More Normal than Normal

  1. What is the overriding concern of the HOT based approach? (section 1)
  2. What is a subexponential distribution? Are they scaling? (section 2)
  3. Give practical examples (from the article) of the scaling distributions invariance properties aggregation, mixture, and maximization? (section 2.3)
  4. What are the tradeoffs between assuming Gaussian for low variability data and assuming scaling for high variability data?
  5. What is the 4 step approach to conventional model fitting?
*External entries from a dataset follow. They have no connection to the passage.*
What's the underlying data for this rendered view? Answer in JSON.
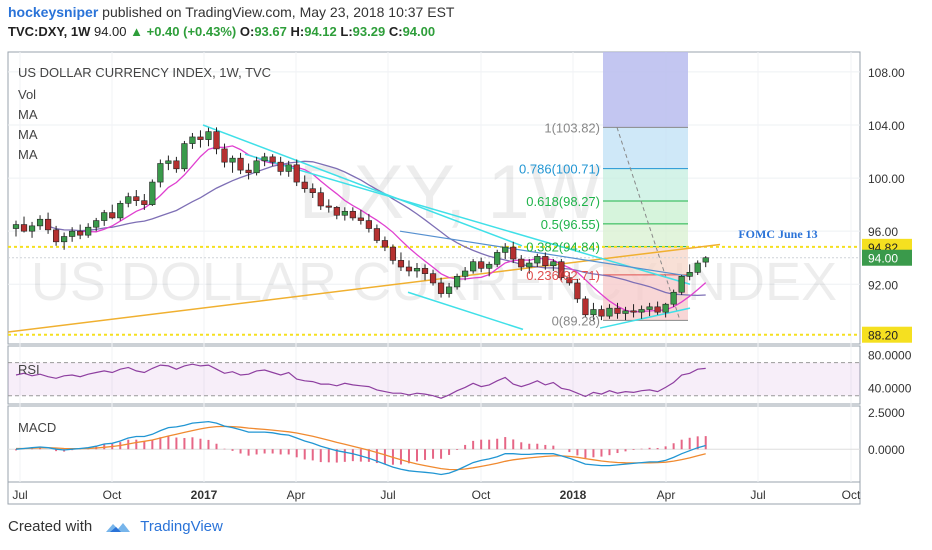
{
  "header": {
    "author": "hockeysniper",
    "published_text": "published on TradingView.com, May 23, 2018 10:37 EST",
    "symbol": "TVC:DXY, 1W",
    "price": "94.00",
    "change": "▲ +0.40 (+0.43%)",
    "open_label": "O:",
    "open": "93.67",
    "high_label": "H:",
    "high": "94.12",
    "low_label": "L:",
    "low": "93.29",
    "close_label": "C:",
    "close": "94.00"
  },
  "legend": {
    "title": "US DOLLAR CURRENCY INDEX, 1W, TVC",
    "items": [
      "Vol",
      "MA",
      "MA",
      "MA"
    ]
  },
  "watermark": {
    "line1": "DXY, 1W",
    "line2": "US DOLLAR CURRENCY INDEX"
  },
  "footer": {
    "created_with": "Created with",
    "brand": "TradingView"
  },
  "colors": {
    "up": "#3a9a4b",
    "down": "#b53030",
    "ma_fast": "#e040d0",
    "ma_mid": "#7e6fb5",
    "ma_slow": "#f0b030",
    "channel": "#40e0e8",
    "trendline": "#5590d0",
    "hline": "#f5e020",
    "fib_blue": "#2196d3",
    "fib_green": "#1fb34a",
    "fib_red": "#e05050",
    "rsi": "#8e3fa0",
    "macd": "#2196d3",
    "signal": "#f08a30"
  },
  "chart_data": {
    "type": "candlestick",
    "title": "US DOLLAR CURRENCY INDEX, 1W, TVC",
    "x_ticks": [
      "Jul",
      "Oct",
      "2017",
      "Apr",
      "Jul",
      "Oct",
      "2018",
      "Apr",
      "Jul",
      "Oct"
    ],
    "y_ticks": [
      "108.00",
      "104.00",
      "100.00",
      "96.00",
      "92.00"
    ],
    "ylim": [
      87.5,
      109.5
    ],
    "price_labels": [
      {
        "text": "94.82",
        "value": 94.82,
        "style": "hline"
      },
      {
        "text": "94.00",
        "value": 94.0,
        "style": "last"
      },
      {
        "text": "88.20",
        "value": 88.2,
        "style": "hline"
      }
    ],
    "horizontal_lines": [
      94.82,
      88.2
    ],
    "annotation": {
      "text": "FOMC June 13",
      "value": 95.8
    },
    "fibonacci": [
      {
        "ratio": "1",
        "value": 103.82,
        "label": "1(103.82)"
      },
      {
        "ratio": "0.786",
        "value": 100.71,
        "label": "0.786(100.71)"
      },
      {
        "ratio": "0.618",
        "value": 98.27,
        "label": "0.618(98.27)"
      },
      {
        "ratio": "0.5",
        "value": 96.55,
        "label": "0.5(96.55)"
      },
      {
        "ratio": "0.382",
        "value": 94.84,
        "label": "0.382(94.84)"
      },
      {
        "ratio": "0.236",
        "value": 92.71,
        "label": "0.236(92.71)"
      },
      {
        "ratio": "0",
        "value": 89.28,
        "label": "0(89.28)"
      }
    ],
    "candles": [
      [
        96.2,
        96.8,
        95.6,
        96.5
      ],
      [
        96.5,
        97.1,
        95.9,
        96.0
      ],
      [
        96.0,
        96.7,
        95.5,
        96.4
      ],
      [
        96.4,
        97.2,
        96.1,
        96.9
      ],
      [
        96.9,
        97.4,
        95.8,
        96.1
      ],
      [
        96.1,
        96.4,
        94.9,
        95.2
      ],
      [
        95.2,
        95.9,
        94.6,
        95.6
      ],
      [
        95.6,
        96.3,
        95.2,
        96.0
      ],
      [
        96.0,
        96.5,
        95.4,
        95.7
      ],
      [
        95.7,
        96.6,
        95.5,
        96.3
      ],
      [
        96.3,
        97.0,
        96.0,
        96.8
      ],
      [
        96.8,
        97.6,
        96.4,
        97.4
      ],
      [
        97.4,
        98.0,
        96.9,
        97.0
      ],
      [
        97.0,
        98.3,
        96.8,
        98.1
      ],
      [
        98.1,
        98.9,
        97.8,
        98.6
      ],
      [
        98.6,
        99.1,
        97.9,
        98.3
      ],
      [
        98.3,
        98.8,
        97.6,
        98.0
      ],
      [
        98.0,
        99.9,
        97.9,
        99.7
      ],
      [
        99.7,
        101.4,
        99.3,
        101.1
      ],
      [
        101.1,
        101.7,
        100.6,
        101.3
      ],
      [
        101.3,
        101.6,
        100.4,
        100.7
      ],
      [
        100.7,
        102.8,
        100.5,
        102.6
      ],
      [
        102.6,
        103.4,
        102.2,
        103.1
      ],
      [
        103.1,
        103.6,
        102.3,
        102.9
      ],
      [
        102.9,
        103.8,
        102.4,
        103.5
      ],
      [
        103.5,
        103.82,
        101.8,
        102.2
      ],
      [
        102.2,
        102.6,
        100.8,
        101.2
      ],
      [
        101.2,
        101.7,
        100.4,
        101.5
      ],
      [
        101.5,
        101.9,
        100.3,
        100.6
      ],
      [
        100.6,
        101.1,
        99.9,
        100.4
      ],
      [
        100.4,
        101.6,
        100.2,
        101.3
      ],
      [
        101.3,
        101.9,
        100.9,
        101.6
      ],
      [
        101.6,
        101.8,
        100.9,
        101.2
      ],
      [
        101.2,
        101.6,
        100.2,
        100.5
      ],
      [
        100.5,
        101.3,
        100.1,
        101.0
      ],
      [
        101.0,
        101.4,
        99.4,
        99.7
      ],
      [
        99.7,
        100.2,
        98.9,
        99.2
      ],
      [
        99.2,
        99.6,
        98.5,
        98.9
      ],
      [
        98.9,
        99.3,
        97.6,
        97.9
      ],
      [
        97.9,
        98.4,
        97.4,
        97.8
      ],
      [
        97.8,
        97.9,
        96.9,
        97.2
      ],
      [
        97.2,
        97.8,
        96.8,
        97.5
      ],
      [
        97.5,
        97.8,
        96.8,
        97.0
      ],
      [
        97.0,
        97.6,
        96.5,
        96.8
      ],
      [
        96.8,
        97.3,
        95.9,
        96.2
      ],
      [
        96.2,
        96.5,
        95.1,
        95.3
      ],
      [
        95.3,
        95.6,
        94.5,
        94.8
      ],
      [
        94.8,
        95.0,
        93.5,
        93.8
      ],
      [
        93.8,
        94.4,
        93.0,
        93.3
      ],
      [
        93.3,
        93.8,
        92.6,
        93.0
      ],
      [
        93.0,
        93.6,
        92.5,
        93.2
      ],
      [
        93.2,
        93.5,
        92.3,
        92.8
      ],
      [
        92.8,
        93.1,
        91.9,
        92.1
      ],
      [
        92.1,
        92.5,
        91.0,
        91.3
      ],
      [
        91.3,
        92.1,
        91.0,
        91.8
      ],
      [
        91.8,
        92.8,
        91.6,
        92.6
      ],
      [
        92.6,
        93.3,
        92.3,
        93.0
      ],
      [
        93.0,
        93.9,
        92.8,
        93.7
      ],
      [
        93.7,
        94.0,
        92.9,
        93.2
      ],
      [
        93.2,
        93.7,
        92.6,
        93.5
      ],
      [
        93.5,
        94.6,
        93.3,
        94.4
      ],
      [
        94.4,
        95.1,
        93.9,
        94.8
      ],
      [
        94.8,
        95.2,
        93.6,
        93.9
      ],
      [
        93.9,
        94.2,
        93.0,
        93.3
      ],
      [
        93.3,
        93.9,
        92.8,
        93.6
      ],
      [
        93.6,
        94.3,
        93.3,
        94.1
      ],
      [
        94.1,
        94.4,
        93.1,
        93.4
      ],
      [
        93.4,
        93.9,
        93.0,
        93.7
      ],
      [
        93.7,
        93.9,
        92.3,
        92.5
      ],
      [
        92.5,
        92.9,
        91.9,
        92.1
      ],
      [
        92.1,
        92.4,
        90.6,
        90.9
      ],
      [
        90.9,
        91.1,
        89.5,
        89.7
      ],
      [
        89.7,
        90.6,
        89.2,
        90.1
      ],
      [
        90.1,
        90.4,
        89.3,
        89.6
      ],
      [
        89.6,
        90.5,
        89.4,
        90.2
      ],
      [
        90.2,
        90.6,
        89.4,
        89.8
      ],
      [
        89.8,
        90.3,
        89.3,
        90.0
      ],
      [
        90.0,
        90.5,
        89.5,
        89.9
      ],
      [
        89.9,
        90.4,
        89.4,
        90.1
      ],
      [
        90.1,
        90.6,
        89.6,
        90.3
      ],
      [
        90.3,
        90.7,
        89.7,
        89.9
      ],
      [
        89.9,
        90.6,
        89.5,
        90.5
      ],
      [
        90.5,
        91.6,
        90.3,
        91.4
      ],
      [
        91.4,
        92.7,
        91.2,
        92.6
      ],
      [
        92.6,
        93.5,
        92.3,
        92.9
      ],
      [
        92.9,
        93.8,
        92.7,
        93.6
      ],
      [
        93.67,
        94.12,
        93.29,
        94.0
      ]
    ],
    "rsi": {
      "name": "RSI",
      "ylim": [
        20,
        90
      ],
      "ticks": [
        "80.0000",
        "40.0000"
      ],
      "values": [
        55,
        57,
        54,
        56,
        53,
        51,
        54,
        55,
        53,
        56,
        58,
        60,
        58,
        62,
        64,
        60,
        58,
        63,
        67,
        66,
        62,
        66,
        68,
        66,
        67,
        62,
        57,
        59,
        55,
        56,
        60,
        61,
        58,
        55,
        58,
        50,
        48,
        47,
        44,
        44,
        42,
        45,
        43,
        42,
        41,
        37,
        35,
        33,
        33,
        31,
        33,
        32,
        30,
        27,
        31,
        36,
        40,
        45,
        41,
        43,
        48,
        52,
        44,
        41,
        44,
        48,
        43,
        46,
        39,
        37,
        33,
        29,
        34,
        32,
        36,
        33,
        35,
        34,
        36,
        37,
        35,
        40,
        46,
        55,
        57,
        62,
        63
      ]
    },
    "macd": {
      "name": "MACD",
      "ylim": [
        -2.2,
        2.9
      ],
      "ticks": [
        "2.5000",
        "0.0000"
      ],
      "macd": [
        0.0,
        0.05,
        0.1,
        0.15,
        0.1,
        0.0,
        -0.05,
        0.0,
        0.05,
        0.1,
        0.2,
        0.35,
        0.4,
        0.55,
        0.75,
        0.85,
        0.85,
        1.0,
        1.25,
        1.45,
        1.5,
        1.6,
        1.75,
        1.8,
        1.85,
        1.75,
        1.55,
        1.45,
        1.3,
        1.15,
        1.15,
        1.15,
        1.1,
        1.0,
        0.95,
        0.75,
        0.55,
        0.4,
        0.2,
        0.05,
        -0.1,
        -0.2,
        -0.3,
        -0.45,
        -0.6,
        -0.8,
        -1.0,
        -1.2,
        -1.35,
        -1.45,
        -1.5,
        -1.55,
        -1.6,
        -1.7,
        -1.6,
        -1.4,
        -1.15,
        -0.9,
        -0.75,
        -0.65,
        -0.5,
        -0.3,
        -0.3,
        -0.35,
        -0.35,
        -0.3,
        -0.3,
        -0.3,
        -0.45,
        -0.6,
        -0.8,
        -1.0,
        -1.05,
        -1.1,
        -1.1,
        -1.05,
        -1.0,
        -0.95,
        -0.9,
        -0.85,
        -0.85,
        -0.75,
        -0.55,
        -0.3,
        -0.1,
        0.1,
        0.25
      ],
      "signal": [
        0.05,
        0.05,
        0.07,
        0.09,
        0.1,
        0.08,
        0.05,
        0.04,
        0.04,
        0.05,
        0.08,
        0.13,
        0.18,
        0.25,
        0.35,
        0.45,
        0.53,
        0.62,
        0.75,
        0.89,
        1.01,
        1.13,
        1.25,
        1.36,
        1.46,
        1.52,
        1.53,
        1.52,
        1.48,
        1.42,
        1.37,
        1.33,
        1.28,
        1.22,
        1.17,
        1.09,
        0.98,
        0.87,
        0.74,
        0.6,
        0.46,
        0.33,
        0.2,
        0.07,
        -0.07,
        -0.22,
        -0.38,
        -0.55,
        -0.71,
        -0.86,
        -0.99,
        -1.1,
        -1.2,
        -1.3,
        -1.36,
        -1.37,
        -1.33,
        -1.25,
        -1.15,
        -1.05,
        -0.94,
        -0.81,
        -0.71,
        -0.64,
        -0.58,
        -0.53,
        -0.48,
        -0.45,
        -0.45,
        -0.48,
        -0.54,
        -0.63,
        -0.71,
        -0.79,
        -0.85,
        -0.89,
        -0.91,
        -0.92,
        -0.92,
        -0.91,
        -0.9,
        -0.87,
        -0.8,
        -0.7,
        -0.58,
        -0.44,
        -0.3
      ]
    }
  }
}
Why does this approach fail to select the right models for scaling distributions? (section 3)
  6. If we assume that a single process generates a data set then what two effects should we see if we employ a dynamic (nested) approach to examining the data? (section 3)
  7. Why does figure 4 illustrate that the second moment (standard deviation) does not exist?
  8. How does figure 5 show that the Lognormal fit is "certifiable wrong"?
  9. How does figure 6 allow us to conclude that the Pareto fit is a good one?
  10. Why are scaling distributions more robust than Gaussian distributions? (4.1)
  11. What is the "bad news" and "good news" in the new treatment of internet traffic that relies on robust control? (section 4.3)
  12. Why are the popular "scale-free network" models not appropriate for internet router traffic models? (section 4.3)

Clauset et al. paper

  1. In equation 1.1 the range for the powers of interest are said to lie in (2,3). How is this consistent with LATDW's range of (1,2)?
  2. Assuming x_min is known, be able to explain equations (3.1) and (3.7).
  3. How does table 3.1 support the use of equations (3.1) and (3.7)?
  4. What minimum size data set do the authors recommend? Why are small data sets problematic?
  5. How does figure 3.3 illustrate the importance of correctly estimating x_min?
  6. How do subjective approaches estimate x_min? (section 3.3)
  7. Describe the second objective approach for estimating x_min.